Facebook page opposing country parks for flats gets almost 10,000 likes
Almost 10,000 people 'like' Facebook page opposing idea to turn woodlands into concrete jungle, while over 100 sign up for protest hike
Opposition to building flats in country parks is gaining momentum, with almost 10,000 people in four days liking a Facebook site that opposes the idea.
More than 100 people, meanwhile, have said they will join a protest hike in the Tai Lam Country Park on Sunday.
Former Observatory director Lam Chiu-ying set up the Facebook group "Hong Kong Country Parks are my breathing space" last Friday.
"I've received many beautiful country park pictures taken by those who liked my group, including one of a starry night above the park," said Lam, who has described the idea floated this month by development chief Paul Chan Mo-po as a cancer cell.
On the page, Lam says he feels heartbroken that many people are eyeing the country parks as a source of housing land.
"You need to protect the parks if you still want to see a starry night.
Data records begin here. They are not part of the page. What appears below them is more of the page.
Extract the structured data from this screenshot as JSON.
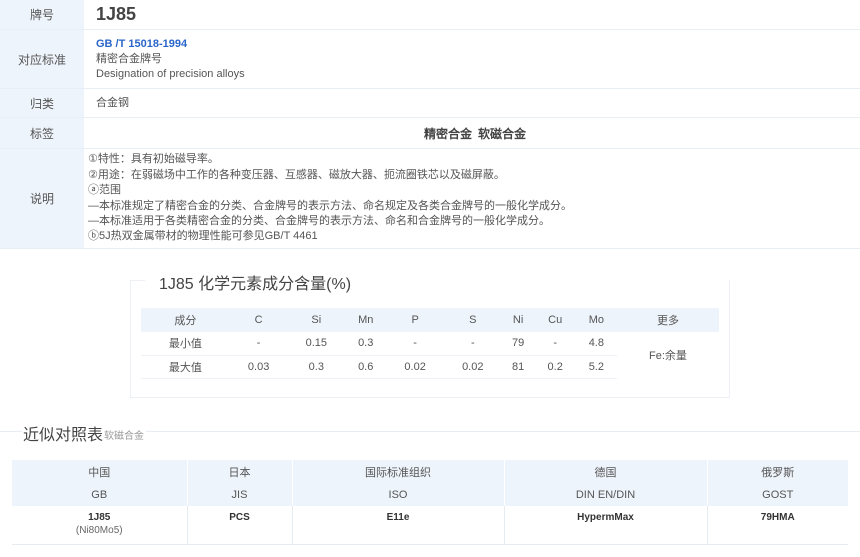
{
  "info": {
    "grade_label": "牌号",
    "grade": "1J85",
    "standard_label": "对应标准",
    "standard_code": "GB /T 15018-1994",
    "standard_name_cn": "精密合金牌号",
    "standard_name_en": "Designation of precision alloys",
    "category_label": "归类",
    "category": "合金钢",
    "tags_label": "标签",
    "tags": [
      "精密合金",
      "软磁合金"
    ],
    "desc_label": "说明",
    "desc_lines": [
      "①特性：具有初始磁导率。",
      "②用途：在弱磁场中工作的各种变压器、互感器、磁放大器、扼流圈铁芯以及磁屏蔽。",
      "ⓐ范围",
      "—本标准规定了精密合金的分类、合金牌号的表示方法、命名规定及各类合金牌号的一般化学成分。",
      "—本标准适用于各类精密合金的分类、合金牌号的表示方法、命名和合金牌号的一般化学成分。",
      "ⓑ5J热双金属带材的物理性能可参见GB/T 4461"
    ]
  },
  "composition": {
    "title": "1J85 化学元素成分含量(%)",
    "headers": [
      "成分",
      "C",
      "Si",
      "Mn",
      "P",
      "S",
      "Ni",
      "Cu",
      "Mo",
      "更多"
    ],
    "rows": [
      {
        "label": "最小值",
        "values": [
          "-",
          "0.15",
          "0.3",
          "-",
          "-",
          "79",
          "-",
          "4.8"
        ]
      },
      {
        "label": "最大值",
        "values": [
          "0.03",
          "0.3",
          "0.6",
          "0.02",
          "0.02",
          "81",
          "0.2",
          "5.2"
        ]
      }
    ],
    "more": "Fe:余量"
  },
  "xref": {
    "title": "近似对照表",
    "subtitle": "软磁合金",
    "countries": [
      "中国",
      "日本",
      "国际标准组织",
      "德国",
      "俄罗斯"
    ],
    "standards": [
      "GB",
      "JIS",
      "ISO",
      "DIN EN/DIN",
      "GOST"
    ],
    "grades": [
      "1J85",
      "PCS",
      "E11e",
      "HypermMax",
      "79HMA"
    ],
    "grade_notes": [
      "(Ni80Mo5)",
      "",
      "",
      "",
      ""
    ]
  }
}
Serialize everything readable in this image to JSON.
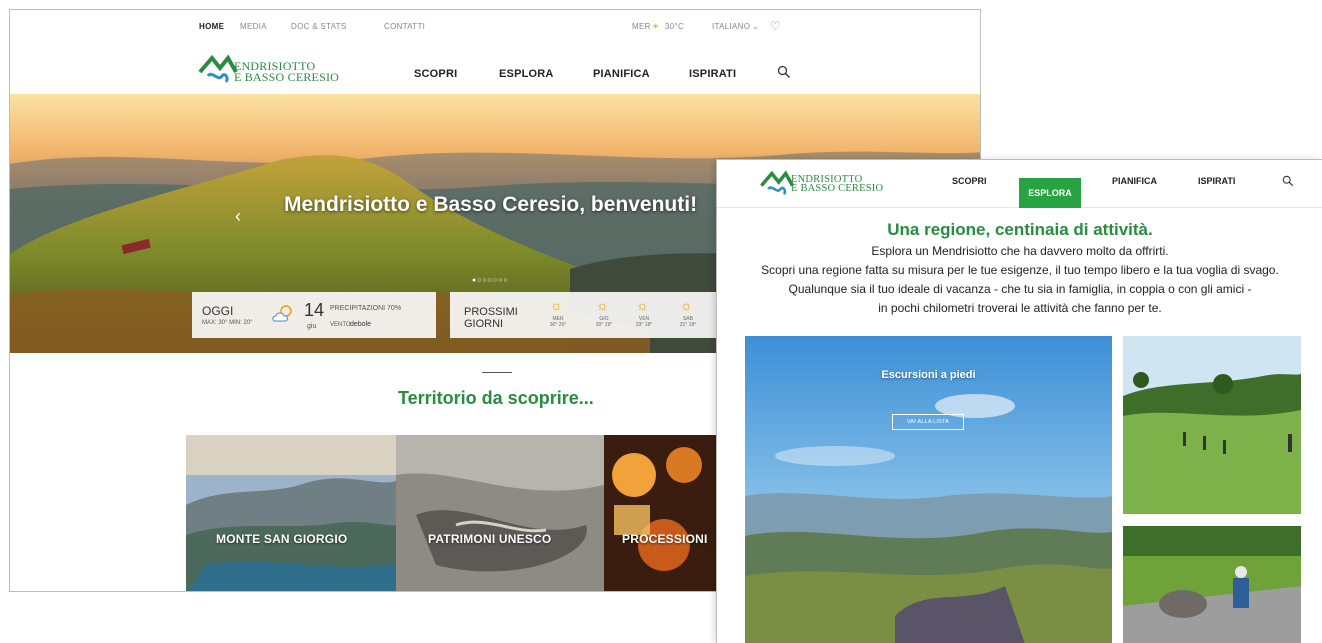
{
  "back": {
    "topnav": {
      "items": [
        "HOME",
        "MEDIA",
        "DOC & STATS",
        "CONTATTI"
      ],
      "weather": "MER",
      "temp": "30°C",
      "language": "ITALIANO"
    },
    "logo": {
      "line1": "ENDRISIOTTO",
      "line2": "E BASSO CERESIO",
      "initial": "M"
    },
    "mainnav": [
      "SCOPRI",
      "ESPLORA",
      "PIANIFICA",
      "ISPIRATI"
    ],
    "hero": {
      "title": "Mendrisiotto e Basso Ceresio, benvenuti!",
      "today": {
        "label": "OGGI",
        "minmax": "MAX: 30° MIN: 20°",
        "day": "14",
        "month": "giu",
        "precip": "PRECIPITAZIONI 70%",
        "wind_label": "VENTO",
        "wind_value": "debole"
      },
      "next": {
        "label_line1": "PROSSIMI",
        "label_line2": "GIORNI",
        "days": [
          {
            "name": "MER",
            "temps": "30° 20°"
          },
          {
            "name": "GIO",
            "temps": "30° 19°"
          },
          {
            "name": "VEN",
            "temps": "33° 18°"
          },
          {
            "name": "SAB",
            "temps": "31° 18°"
          }
        ]
      }
    },
    "section_title": "Territorio da scoprire...",
    "tiles": [
      "MONTE SAN GIORGIO",
      "PATRIMONI UNESCO",
      "PROCESSIONI"
    ]
  },
  "front": {
    "logo": {
      "line1": "ENDRISIOTTO",
      "line2": "E BASSO CERESIO",
      "initial": "M"
    },
    "nav": [
      "SCOPRI",
      "ESPLORA",
      "PIANIFICA",
      "ISPIRATI"
    ],
    "active_nav": "ESPLORA",
    "title": "Una regione, centinaia di attività.",
    "intro": [
      "Esplora un Mendrisiotto che ha davvero molto da offrirti.",
      "Scopri una regione fatta su misura per le tue esigenze, il tuo tempo libero e la tua voglia di svago.",
      "Qualunque sia il tuo ideale di vacanza - che tu sia in famiglia, in coppia o con gli amici -",
      "in pochi chilometri troverai le attività che fanno per te."
    ],
    "card": {
      "title": "Escursioni a piedi",
      "button": "VAI ALLA LISTA"
    }
  },
  "colors": {
    "brand_green": "#2a8c3f",
    "active_green": "#27a341",
    "logo_blue": "#2f8fc4"
  },
  "icons": [
    "heart-icon",
    "search-icon",
    "chevron-left-icon",
    "sun-cloud-icon",
    "sun-icon",
    "logo-icon"
  ]
}
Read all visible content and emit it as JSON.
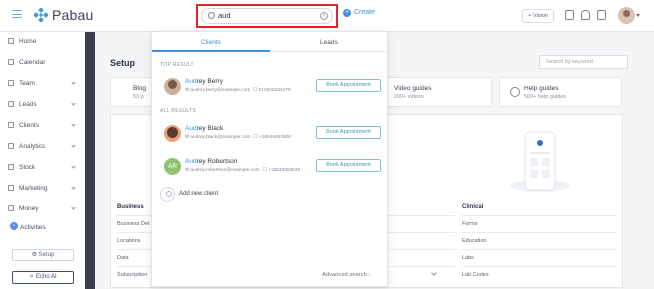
{
  "app": {
    "name": "Pabau"
  },
  "header": {
    "search_value": "aud",
    "create_label": "Create",
    "vision_label": "+ Vision"
  },
  "sidebar": {
    "items": [
      {
        "label": "Home"
      },
      {
        "label": "Calendar"
      },
      {
        "label": "Team"
      },
      {
        "label": "Leads"
      },
      {
        "label": "Clients"
      },
      {
        "label": "Analytics"
      },
      {
        "label": "Stock"
      },
      {
        "label": "Marketing"
      },
      {
        "label": "Money"
      },
      {
        "label": "Activities"
      }
    ],
    "setup_label": "Setup",
    "echo_label": "Echo AI"
  },
  "main": {
    "title": "Setup",
    "search_placeholder": "Search by keyword",
    "cards": [
      {
        "title": "Blog",
        "sub": "53 p"
      },
      {
        "title": "Video guides",
        "sub": "200+ videos"
      },
      {
        "title": "Help guides",
        "sub": "500+ help guides"
      }
    ],
    "business": {
      "heading": "Business",
      "rows": [
        "Business Det",
        "Locations",
        "Data",
        "Subscription"
      ]
    },
    "clinical": {
      "heading": "Clinical",
      "rows": [
        "Forms",
        "Education",
        "Labs",
        "Lab Codes"
      ]
    }
  },
  "dropdown": {
    "tabs": [
      "Clients",
      "Leads"
    ],
    "top_result_label": "TOP RESULT",
    "all_results_label": "ALL RESULTS",
    "book_label": "Book Appointment",
    "results": [
      {
        "highlight": "Aud",
        "rest": "rey Berry",
        "email": "audrey.berry@example.com",
        "phone": "010946334478"
      },
      {
        "highlight": "Aud",
        "rest": "rey Black",
        "email": "audrey.black@example.com",
        "phone": "+16046463900"
      },
      {
        "highlight": "Aud",
        "rest": "rey Robertson",
        "email": "audrey.robertson@example.com",
        "phone": "+15533366535",
        "initials": "AR"
      }
    ],
    "add_new": "Add new client",
    "advanced": "Advanced search"
  }
}
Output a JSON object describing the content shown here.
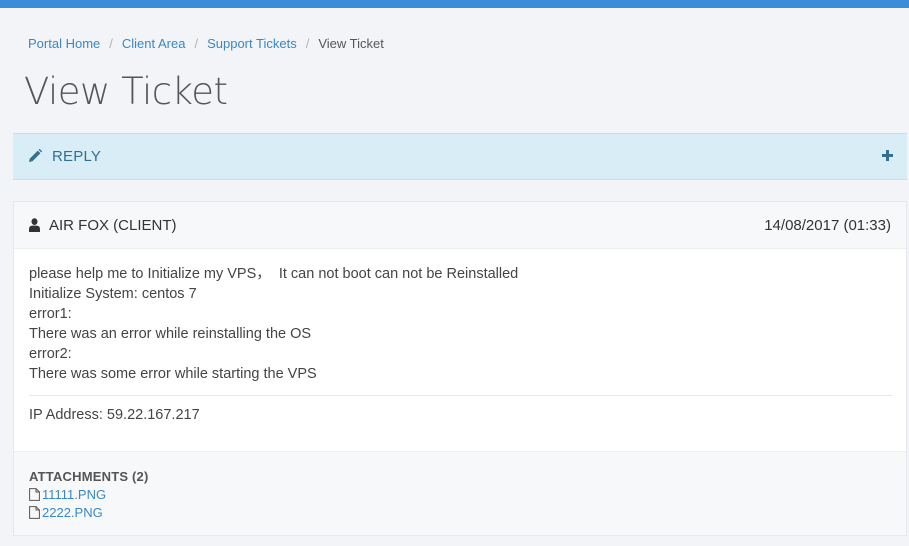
{
  "breadcrumb": {
    "items": [
      "Portal Home",
      "Client Area",
      "Support Tickets"
    ],
    "separator": "/",
    "current": "View Ticket"
  },
  "page": {
    "title": "View Ticket"
  },
  "reply_panel": {
    "label": "REPLY",
    "icon": "pencil-icon",
    "toggle_icon": "plus-icon"
  },
  "message": {
    "author": "AIR FOX (CLIENT)",
    "date": "14/08/2017 (01:33)",
    "lines": [
      "please help me to Initialize my VPS，  It can not boot can not be Reinstalled",
      "Initialize System: centos 7",
      "error1:",
      "There was an error while reinstalling the OS",
      "error2:",
      "There was some error while starting the VPS"
    ],
    "ip": "IP Address: 59.22.167.217"
  },
  "attachments": {
    "title": "ATTACHMENTS (2)",
    "files": [
      "11111.PNG",
      "2222.PNG"
    ]
  },
  "colors": {
    "top_bar": "#3c8dd9",
    "link": "#3a87c7",
    "reply_bg": "#d9edf7",
    "reply_text": "#31708f"
  }
}
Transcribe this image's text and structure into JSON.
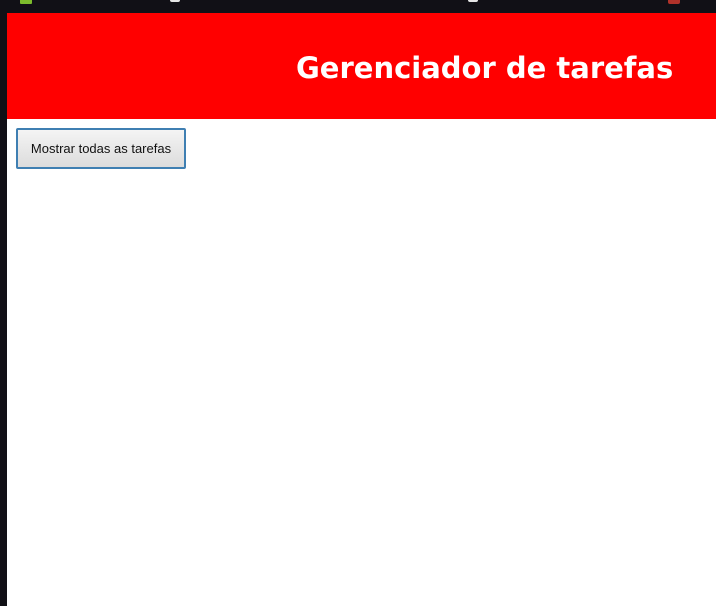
{
  "header": {
    "title": "Gerenciador de tarefas",
    "background_color": "#ff0000",
    "title_color": "#ffffff"
  },
  "actions": {
    "show_all_label": "Mostrar todas as tarefas"
  },
  "colors": {
    "app_background": "#ffffff",
    "window_chrome": "#111016",
    "button_border": "#3f7fb2"
  }
}
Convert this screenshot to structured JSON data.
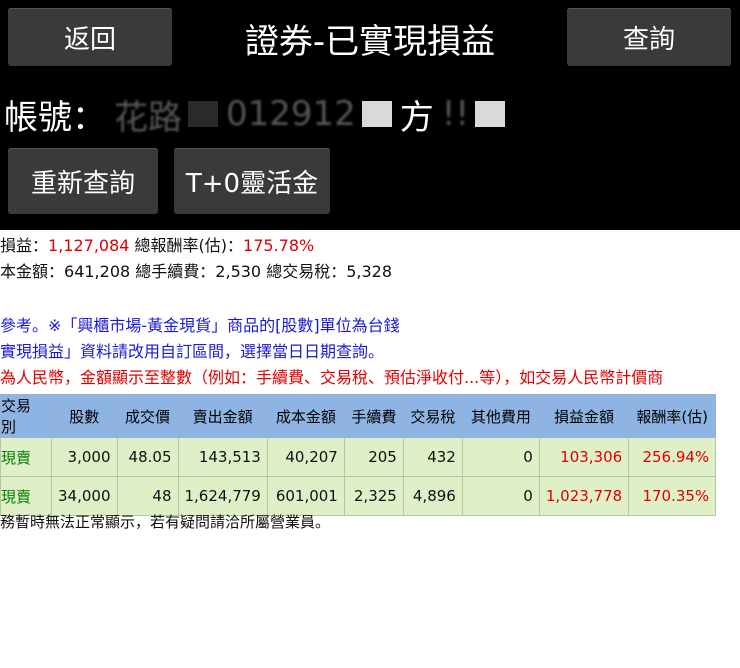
{
  "header": {
    "back_label": "返回",
    "title": "證券-已實現損益",
    "query_label": "查詢"
  },
  "account": {
    "label": "帳號：",
    "fragment_1": "花路",
    "fragment_2": "012912",
    "fragment_3": "方",
    "fragment_4": "!!"
  },
  "actions": {
    "requery_label": "重新查詢",
    "t0_label": "T+0靈活金"
  },
  "summary": {
    "pl_label": "損益：",
    "pl_value": "1,127,084",
    "return_label": "總報酬率(估)：",
    "return_value": "175.78%",
    "cost_label": "本金額：",
    "cost_value": "641,208",
    "fee_label": "總手續費：",
    "fee_value": "2,530",
    "tax_label": "總交易稅：",
    "tax_value": "5,328"
  },
  "notes": {
    "line1": "參考。※「興櫃市場-黃金現貨」商品的[股數]單位為台錢",
    "line2": "實現損益」資料請改用自訂區間，選擇當日日期查詢。",
    "line3": "為人民幣，金額顯示至整數（例如：手續費、交易稅、預估淨收付...等），如交易人民幣計價商"
  },
  "table": {
    "headers": [
      "交易別",
      "股數",
      "成交價",
      "賣出金額",
      "成本金額",
      "手續費",
      "交易稅",
      "其他費用",
      "損益金額",
      "報酬率(估)"
    ],
    "rows": [
      [
        "現賣",
        "3,000",
        "48.05",
        "143,513",
        "40,207",
        "205",
        "432",
        "0",
        "103,306",
        "256.94%"
      ],
      [
        "現賣",
        "34,000",
        "48",
        "1,624,779",
        "601,001",
        "2,325",
        "4,896",
        "0",
        "1,023,778",
        "170.35%"
      ]
    ]
  },
  "footer": {
    "text": "務暫時無法正常顯示，若有疑問請洽所屬營業員。"
  },
  "colors": {
    "header_bg": "#000000",
    "button_bg": "#3a3a3a",
    "table_header_bg": "#8db4e2",
    "table_row_bg": "#dff0c8",
    "profit": "#e00000",
    "trade_type": "#008000",
    "note_blue": "#1a1ad6"
  }
}
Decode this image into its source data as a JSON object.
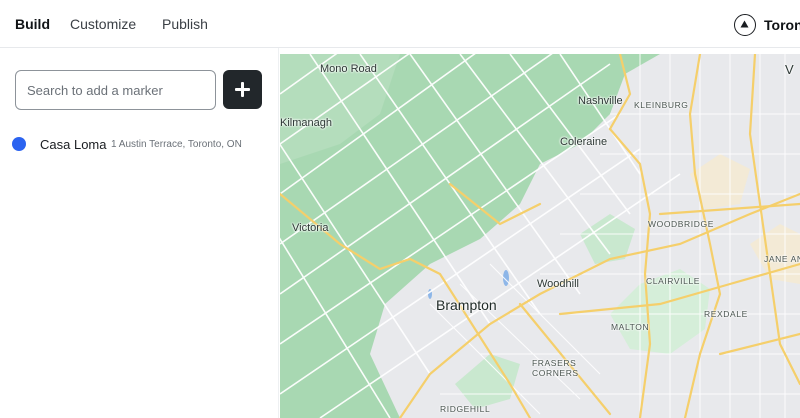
{
  "nav": {
    "tabs": [
      {
        "label": "Build",
        "active": true
      },
      {
        "label": "Customize",
        "active": false
      },
      {
        "label": "Publish",
        "active": false
      }
    ],
    "account": {
      "name": "Toron",
      "icon": "triangle-up-icon"
    }
  },
  "sidebar": {
    "search": {
      "placeholder": "Search to add a marker",
      "value": ""
    },
    "add_button_icon": "plus-icon",
    "markers": [
      {
        "name": "Casa Loma",
        "address": "1 Austin Terrace, Toronto, ON",
        "color": "#2b63f0"
      }
    ]
  },
  "map": {
    "labels": {
      "mono_road": "Mono Road",
      "nashville": "Nashville",
      "kleinburg": "KLEINBURG",
      "kilmanagh": "Kilmanagh",
      "coleraine": "Coleraine",
      "victoria": "Victoria",
      "woodbridge": "WOODBRIDGE",
      "jane_and_finch": "JANE AND",
      "woodhill": "Woodhill",
      "clairville": "CLAIRVILLE",
      "brampton": "Brampton",
      "rexdale": "REXDALE",
      "malton": "MALTON",
      "fraser_corners_1": "FRASERS",
      "fraser_corners_2": "CORNERS",
      "ridgehill": "RIDGEHILL",
      "v_label": "V"
    },
    "colors": {
      "park": "#a8d8b2",
      "urban": "#e9eaed",
      "road_major": "#f5cf6b",
      "road_minor": "#ffffff",
      "water": "#8db6e8"
    }
  }
}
You can't buy that with money," he said, calling for like-minded people to "like" his page.
"One may say a starry night does not mean much. I would say a child can hardly be broad-minded if he or she has never seen a starry night."
Lam, now teaching at Chinese University, helped draft environmental policies for Leung's election manifesto.
He spoke out strongly against the idea of occupying some of the parks with flats when Chan said on his blog on September 8 that the issue merited discussion.
"If you give away 100 square feet now, later you will ask for 100 square feet more. Ultimately, it will destroy the original aim of having country parks … to enjoy nature," he said.
An alliance of 18 green groups named "Save Our Country Parks" is organising Sunday's hike, which has attracted more than 100 people since it was advertised on Facebook two days ago.
Alliance member Paul Zimmerman, chief executive of Designing Hong Kong, said he hoped the hike and other activities, including a public forum next month, would also bring public attention to unprotected enclaves inside country parks.
He said the enclaves, left outside the park boundaries and owned by villagers, were threatened by development.
A recent example was the government's plan to allocate 2.5 hectares of the 8.45 hectare enclave in Hoi Ha, next to the Sai Kung West Country Park, for village-type development. The area can accommodate more than 100 three-storey village houses.
"The area will be damaged once the homes and roads are built," Zimmerman said.